How to use Anki to study textbook material (i.e. material that is general and with no specific Q/A style)

jc.imbeault's Avatar


18 Sep, 2016 12:25 AM


I have used Anki to study Japanese in the paste to great success.

I am now studying for a CIPS qualificaton ( and would like to use Anki to helo with my studies.

The exam for my particular qualification (D1) is "Four exam questions each worth 25 marks, each testing a different learning outcome."

I'm having difficulty figuring out how to write my cards for this though. The reason being that I am learning from a textbook, and I have found it difficult to re-word the textbook material into easy Q/A style cards.

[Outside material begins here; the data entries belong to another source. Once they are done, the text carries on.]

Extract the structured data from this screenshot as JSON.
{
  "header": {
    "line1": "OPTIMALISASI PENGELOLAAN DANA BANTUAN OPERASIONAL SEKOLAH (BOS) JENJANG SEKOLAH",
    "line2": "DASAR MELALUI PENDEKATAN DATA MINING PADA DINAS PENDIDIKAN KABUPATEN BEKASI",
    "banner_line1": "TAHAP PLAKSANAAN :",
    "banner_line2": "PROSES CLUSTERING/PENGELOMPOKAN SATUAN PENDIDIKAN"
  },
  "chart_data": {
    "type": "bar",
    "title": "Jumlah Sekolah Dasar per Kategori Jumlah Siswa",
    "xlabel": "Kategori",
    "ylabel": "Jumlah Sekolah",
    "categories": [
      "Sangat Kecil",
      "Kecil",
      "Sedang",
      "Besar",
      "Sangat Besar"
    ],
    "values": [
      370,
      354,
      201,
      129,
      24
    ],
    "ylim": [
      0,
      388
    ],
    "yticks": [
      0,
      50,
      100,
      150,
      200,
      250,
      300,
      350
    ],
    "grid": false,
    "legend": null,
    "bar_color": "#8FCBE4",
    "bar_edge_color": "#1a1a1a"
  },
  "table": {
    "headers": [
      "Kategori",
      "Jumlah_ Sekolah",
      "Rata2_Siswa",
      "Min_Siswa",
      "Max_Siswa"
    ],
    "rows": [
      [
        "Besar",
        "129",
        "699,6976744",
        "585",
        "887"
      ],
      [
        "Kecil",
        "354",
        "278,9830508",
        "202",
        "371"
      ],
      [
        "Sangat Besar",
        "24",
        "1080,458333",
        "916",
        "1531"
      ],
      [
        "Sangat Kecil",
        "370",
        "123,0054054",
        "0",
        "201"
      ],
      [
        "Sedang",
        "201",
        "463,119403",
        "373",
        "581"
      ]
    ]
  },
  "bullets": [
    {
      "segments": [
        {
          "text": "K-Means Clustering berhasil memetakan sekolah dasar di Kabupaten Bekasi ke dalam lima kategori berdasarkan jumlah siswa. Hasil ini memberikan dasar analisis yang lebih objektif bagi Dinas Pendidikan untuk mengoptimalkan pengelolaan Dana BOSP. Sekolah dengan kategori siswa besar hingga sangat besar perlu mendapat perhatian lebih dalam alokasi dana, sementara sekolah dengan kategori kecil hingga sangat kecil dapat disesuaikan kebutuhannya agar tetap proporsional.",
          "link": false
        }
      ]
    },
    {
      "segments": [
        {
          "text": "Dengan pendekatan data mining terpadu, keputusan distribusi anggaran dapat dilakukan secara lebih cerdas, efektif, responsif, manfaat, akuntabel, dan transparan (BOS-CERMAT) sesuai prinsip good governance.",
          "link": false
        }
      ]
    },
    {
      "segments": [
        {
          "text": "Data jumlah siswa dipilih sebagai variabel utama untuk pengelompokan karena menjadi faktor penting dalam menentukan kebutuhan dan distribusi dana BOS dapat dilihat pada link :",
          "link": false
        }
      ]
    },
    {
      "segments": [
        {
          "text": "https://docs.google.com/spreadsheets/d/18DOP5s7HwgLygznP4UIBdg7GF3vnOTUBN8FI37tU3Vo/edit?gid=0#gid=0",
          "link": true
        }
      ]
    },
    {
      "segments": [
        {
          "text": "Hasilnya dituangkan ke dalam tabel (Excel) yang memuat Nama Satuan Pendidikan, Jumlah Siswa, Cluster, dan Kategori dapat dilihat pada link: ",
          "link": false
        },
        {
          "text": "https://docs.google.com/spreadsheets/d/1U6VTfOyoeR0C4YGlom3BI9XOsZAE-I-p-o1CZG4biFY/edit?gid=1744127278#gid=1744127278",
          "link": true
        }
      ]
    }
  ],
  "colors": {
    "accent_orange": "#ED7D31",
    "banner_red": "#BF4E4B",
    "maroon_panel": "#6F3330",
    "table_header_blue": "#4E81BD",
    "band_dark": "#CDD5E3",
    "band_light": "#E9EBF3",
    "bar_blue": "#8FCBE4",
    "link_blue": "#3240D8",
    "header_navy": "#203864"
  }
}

I'm hoping someone here has had a similar experience trying to study from a textbook where the study is more 'general' and can offer me pointers?

Here is some text from the textbook I am trying to memorize:

"Purchasing and supply is often used in recognition of the fact that the purchasing function has a role not just in 'buying inputs' but in 'securing supply'. The role of purchasing and supply is therefore to help secure and convert inputs from suppliers into outputs"

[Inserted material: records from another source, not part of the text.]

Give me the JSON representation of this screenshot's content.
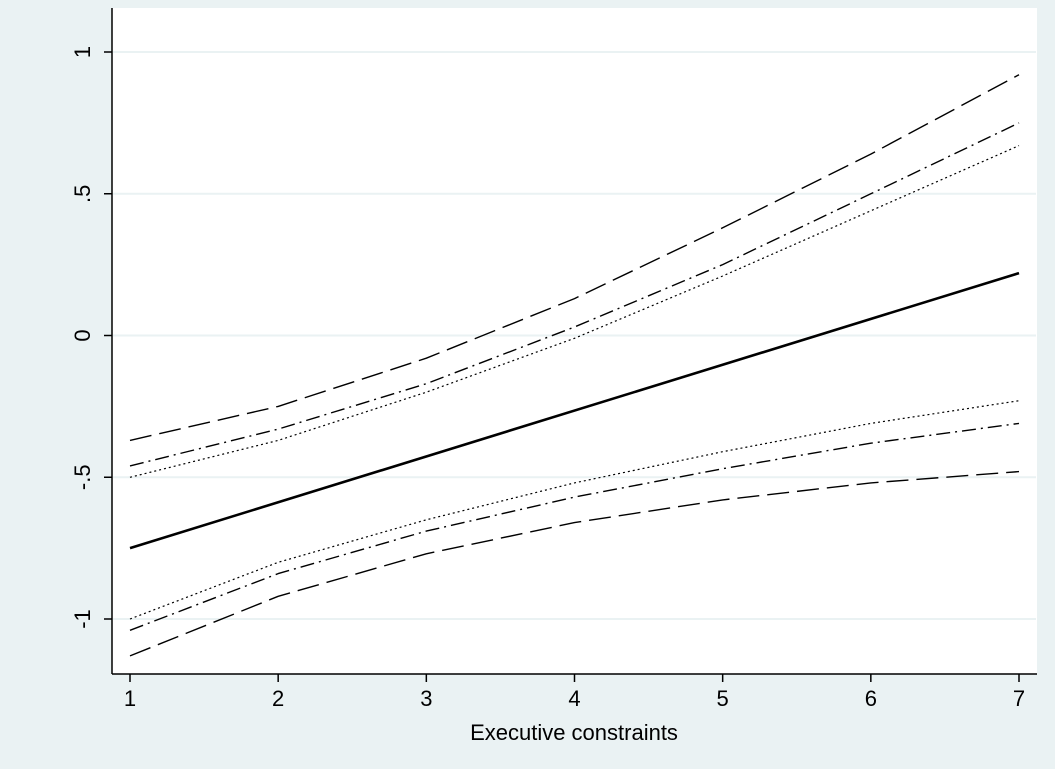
{
  "chart_data": {
    "type": "line",
    "title": "",
    "xlabel": "Executive constraints",
    "ylabel": "",
    "xlim": [
      1,
      7
    ],
    "ylim": [
      -1.18,
      1.04
    ],
    "x_ticks": [
      1,
      2,
      3,
      4,
      5,
      6,
      7
    ],
    "y_ticks": [
      1,
      0.5,
      0,
      -0.5,
      -1
    ],
    "y_tick_labels": [
      "1",
      ".5",
      "0",
      "-.5",
      "-1"
    ],
    "grid": "horizontal",
    "legend": "none",
    "colors": {
      "background": "#eaf2f3",
      "plot_area": "#ffffff",
      "gridline": "#eaf2f3",
      "lines": "#000000"
    },
    "series": [
      {
        "style": "solid",
        "x": [
          1,
          7
        ],
        "y": [
          -0.75,
          0.22
        ]
      },
      {
        "style": "dash",
        "x": [
          1,
          2,
          3,
          4,
          5,
          6,
          7
        ],
        "y": [
          -0.37,
          -0.25,
          -0.08,
          0.13,
          0.38,
          0.64,
          0.92
        ]
      },
      {
        "style": "dash",
        "x": [
          1,
          2,
          3,
          4,
          5,
          6,
          7
        ],
        "y": [
          -1.13,
          -0.92,
          -0.77,
          -0.66,
          -0.58,
          -0.52,
          -0.48
        ]
      },
      {
        "style": "dashdot",
        "x": [
          1,
          2,
          3,
          4,
          5,
          6,
          7
        ],
        "y": [
          -0.46,
          -0.33,
          -0.17,
          0.03,
          0.25,
          0.5,
          0.75
        ]
      },
      {
        "style": "dashdot",
        "x": [
          1,
          2,
          3,
          4,
          5,
          6,
          7
        ],
        "y": [
          -1.04,
          -0.84,
          -0.69,
          -0.57,
          -0.47,
          -0.38,
          -0.31
        ]
      },
      {
        "style": "dot",
        "x": [
          1,
          2,
          3,
          4,
          5,
          6,
          7
        ],
        "y": [
          -0.5,
          -0.37,
          -0.2,
          -0.01,
          0.21,
          0.44,
          0.67
        ]
      },
      {
        "style": "dot",
        "x": [
          1,
          2,
          3,
          4,
          5,
          6,
          7
        ],
        "y": [
          -1.0,
          -0.8,
          -0.65,
          -0.52,
          -0.41,
          -0.31,
          -0.23
        ]
      }
    ]
  }
}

Note: I am able to break the above into small Q/A cards, but the problems that the question part is so short that I get the answers confused with other cards that have similar questions. The whole textbook is about purchasing and supply so questions like 'purchasing has a role in [...]' get confused with questions like ''Procurement is the [process of obtaining goods or services in anyway, including purchasing, hiring, leasing, and borrowing']

  1. 1 Posted by ZapBeeb on 18 Sep, 2016 04:00 PM

    ZapBeeb's Avatar

    Usually when you know the matter of study you manage to create cards that do not generate confusion.
    This does not usually happen in the first pass.

    I suppose you already know the famous supermemo's 20 rules for formulating knowledge.

  2. 2 Posted by etapley on 20 Sep, 2016 12:23 PM

    etapley's Avatar

    I think that one of the most important things, in making Anki cards, is to know the difference between text that you really need to learn, and text that supports your learning.

    It looks like your textbook isn't the clearest sort of writing, unfortunately. In the example you give, it seems to me that the most important fact is, "Purchasing and supply help (a) secure inputs and (b) convert inputs into outputs." If you know that, then it seems to me that you know the first part, too.

    It can be tough to ferret out the main ideas from the less important text—but if you can do so, you're less likely to forget it. The alternative (taking it sentence by sentence and entering each one in Anki) will likely result in lots of fairly repetitive cards.